Why A Real Estate Tax Appeal Makes Sense

In an economic downturn the owners of commercial real estate must “tighten their belts” and look for every possible way to reduce expenses. One way to substantially reduce expenses is to consider a real estate tax appeal.

Commercial real estate is taxed based upon the assessed value of the property. Taxes are established by a simple formula; the assessed value of real estate is multiplied by the tax rate, which results in the amount of taxes to be paid.
The tax rates (which are established in the middle of the year) are generally not subject to review. However, the assessed value of real estate is subject to review by means of a tax appeal.

The assessment of real estate for the year 2012 is based on the value of real estate as of October 1, 2011. As a result, all tax appeals are simply to determine what the real estate was worth on October 1, 2011.
The worth of the real estate is proven by the testimony of an appraiser. For commercial real estate there are three principal ways an appraiser determines value: (1) the comparable sales method; (2) the income method; and (3) the cost method. Normally, all three methods are used to serve as a cross-check on the validity of the assessment.
The comparable sales method is simply what its name implies. Real estate is valued by comparing the sale prices of similar properties. The income method values real estate by determining the “net” income generated and assigning it a present value. This method is relatively complicated because it involves an analysis of income, expenses, depreciation, obsolescence and other factors. This is the most accurate methodology for analyzing hotels, parking lots, shopping centers, etc. This method is most reliable when the property in question is principally used for rental purposes.

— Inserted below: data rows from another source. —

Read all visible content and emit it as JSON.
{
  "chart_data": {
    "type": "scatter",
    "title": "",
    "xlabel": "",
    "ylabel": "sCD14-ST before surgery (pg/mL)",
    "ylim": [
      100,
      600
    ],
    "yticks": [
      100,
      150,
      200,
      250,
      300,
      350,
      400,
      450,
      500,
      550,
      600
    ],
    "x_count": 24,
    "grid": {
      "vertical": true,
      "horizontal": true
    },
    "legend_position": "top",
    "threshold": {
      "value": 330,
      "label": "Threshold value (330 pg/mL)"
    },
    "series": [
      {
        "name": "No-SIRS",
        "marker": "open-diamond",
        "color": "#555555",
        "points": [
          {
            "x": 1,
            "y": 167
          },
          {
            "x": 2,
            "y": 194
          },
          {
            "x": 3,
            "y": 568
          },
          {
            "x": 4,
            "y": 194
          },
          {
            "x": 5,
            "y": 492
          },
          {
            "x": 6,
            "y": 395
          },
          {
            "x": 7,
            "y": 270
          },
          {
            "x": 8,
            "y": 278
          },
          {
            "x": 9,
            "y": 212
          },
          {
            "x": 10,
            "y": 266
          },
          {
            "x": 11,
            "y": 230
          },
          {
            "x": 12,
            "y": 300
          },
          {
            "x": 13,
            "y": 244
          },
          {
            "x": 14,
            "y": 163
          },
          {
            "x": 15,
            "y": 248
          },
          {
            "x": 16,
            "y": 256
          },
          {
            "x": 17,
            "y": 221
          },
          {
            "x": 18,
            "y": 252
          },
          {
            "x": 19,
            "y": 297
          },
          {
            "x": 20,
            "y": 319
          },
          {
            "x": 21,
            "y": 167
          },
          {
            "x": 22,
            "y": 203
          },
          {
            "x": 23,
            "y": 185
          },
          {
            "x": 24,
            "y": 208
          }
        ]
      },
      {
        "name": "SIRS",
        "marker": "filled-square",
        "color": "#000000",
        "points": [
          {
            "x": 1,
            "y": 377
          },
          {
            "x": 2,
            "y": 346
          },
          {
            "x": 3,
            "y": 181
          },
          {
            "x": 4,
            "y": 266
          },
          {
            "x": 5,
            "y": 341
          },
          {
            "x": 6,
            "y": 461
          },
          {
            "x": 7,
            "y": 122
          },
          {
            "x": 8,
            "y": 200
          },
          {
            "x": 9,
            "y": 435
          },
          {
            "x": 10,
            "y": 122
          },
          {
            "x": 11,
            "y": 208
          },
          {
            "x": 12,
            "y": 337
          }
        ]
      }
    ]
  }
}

The third method for valuing real estate is the cost approach. This approach is used for “unique” properties for which the prior two other methods of valuation are less appropriate. This approach is simply an analysis of what the property would cost to reconstruct less factors such as obsolescence. This method generally applies to unique structures such as electric generating plants, buildings that house newspaper printing operations, new construction, etc.
Real estate tax appeals determine whether the municipality or the owner is correct as to the value of a piece of property. The body that decides these issues can agree with one side or the other; it can also settle on another value.
Real estate tax appeals for this year must be filed by April 1, 2012. Appeals can be filed with the County Board of Taxation or, under certain circumstances, with the New Jersey Tax Court. Any decision of a County Board of Taxation can be appealed to the New Jersey Tax Court.
The savings from a tax appeal can be substantial. Using the numbers from last year, in Egg Harbor Township, every $100,000.00 that an assessment is reduced results in a saving of $4,100.00. An added benefit is that the reduced assessment can be “frozen” for three years so you don’t have to appeal for two more years, subject to certain exceptions.
Given the continued economic downturn, exploring the viability of a tax appeal could be an attractive belt-tightening initiative for the commercial property owner. Remember time is short. If you want to file an appeal, you only have until April 1.